With a surge in global ecommerce, online transactions have become increasingly fraudulent, complex, and borderless. There are undefined ecommerce fraud roles, responsibilities, processes, and systems that limit and hinder cyber incident response to fraudulent activities.
A constructivist grounded theory approach was used to investigate and develop a theoretical foundation of ecommerce fraud incident response based on fraud practitioners’ experiences and job descriptions. The study sample consisted of 8 interviews with ecommerce fraud experts.
This research contributes to the body of knowledge by helping define a novel framework that outlines an ecommerce fraud incident response process, roles and responsibilities, systems, stakeholders, and incident types.

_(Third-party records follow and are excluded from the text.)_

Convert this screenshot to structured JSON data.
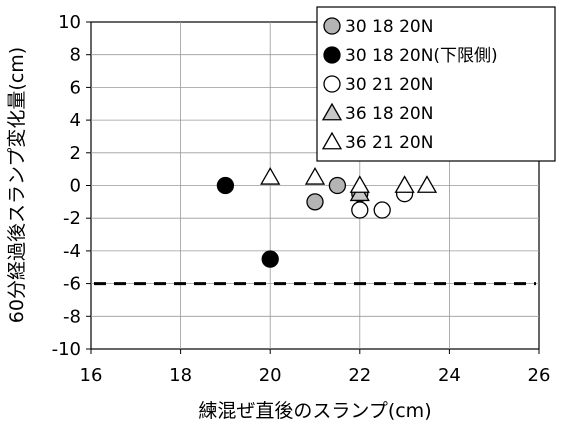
{
  "chart_data": {
    "type": "scatter",
    "title": "",
    "xlabel": "練混ぜ直後のスランプ(cm)",
    "ylabel": "60分経過後スランプ変化量(cm)",
    "xlim": [
      16,
      26
    ],
    "ylim": [
      -10,
      10
    ],
    "x_ticks": [
      "16",
      "18",
      "20",
      "22",
      "24",
      "26"
    ],
    "y_ticks": [
      "-10",
      "-8",
      "-6",
      "-4",
      "-2",
      "0",
      "2",
      "4",
      "6",
      "8",
      "10"
    ],
    "grid": true,
    "legend_position": "top-right",
    "series": [
      {
        "name": "30 18 20N",
        "marker": "circle",
        "fill": "#b4b4b4",
        "points": [
          [
            21,
            -1
          ],
          [
            21.5,
            0
          ],
          [
            22,
            -0.5
          ]
        ]
      },
      {
        "name": "30 18 20N(下限側)",
        "marker": "circle",
        "fill": "#000000",
        "points": [
          [
            19,
            0
          ],
          [
            20,
            -4.5
          ]
        ]
      },
      {
        "name": "30 21 20N",
        "marker": "circle",
        "fill": "#ffffff",
        "points": [
          [
            22,
            -1.5
          ],
          [
            22.5,
            -1.5
          ],
          [
            23,
            -0.5
          ]
        ]
      },
      {
        "name": "36 18 20N",
        "marker": "triangle",
        "fill": "#c8c8c8",
        "points": [
          [
            22,
            -0.5
          ]
        ]
      },
      {
        "name": "36 21 20N",
        "marker": "triangle",
        "fill": "#ffffff",
        "points": [
          [
            20,
            0.5
          ],
          [
            21,
            0.5
          ],
          [
            22,
            0
          ],
          [
            23,
            0
          ],
          [
            23.5,
            0
          ]
        ]
      }
    ],
    "reference_line": {
      "y": -6,
      "style": "dashed"
    }
  }
}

An ecommerce fraud incident response framework was developed from fraud experts’ perspectives. The framework helps define processes, roles, responsibilities, systems, incidents, and stakeholders. The first finding defined the ecommerce fraud incident response process. The process includes planning, identification, analysis, response, and improvement. The second finding was that the fraud incident response model did not include the containment phase. The next finding was that common roles and responsibilities included fraud prevention analysis, tool development, reporting, leadership, and collaboration. The fourth finding described practitioners utilizing hybrid tools and systems for fraud prevention and detection. The fifth finding was the identification of internal and external stakeholders for communication, collaboration, and information sharing. The sixth finding is that research participants experienced different organizational alignments. The seventh key finding was stakeholders do not have a holistic view of the data and information to make some connections about fraudulent behavior. The last finding was participants experienced complex fraud incidents.
It is recommended to adopt the ecommerce fraud response framework to help ecommerce fraud and security professionals develop an awareness of cyber fraud activities and/or help mitigate cyber fraud activities.
Future research could entail conducting a quantitative analysis by surveying the industry on the different components such as processes, systems, and responsibilities of the ecommerce fraud incident response framework. Other areas to explore and evaluate are maturity models and organizational alignment, collaboration, information sharing, and stakeholders. Lastly, further research can be pursued on the nuances of ecommerce fraud incidents using frameworks such as attack graph generation, crime scripts, and attack trees to develop ecommerce fraud response playbooks, plans, and metrics.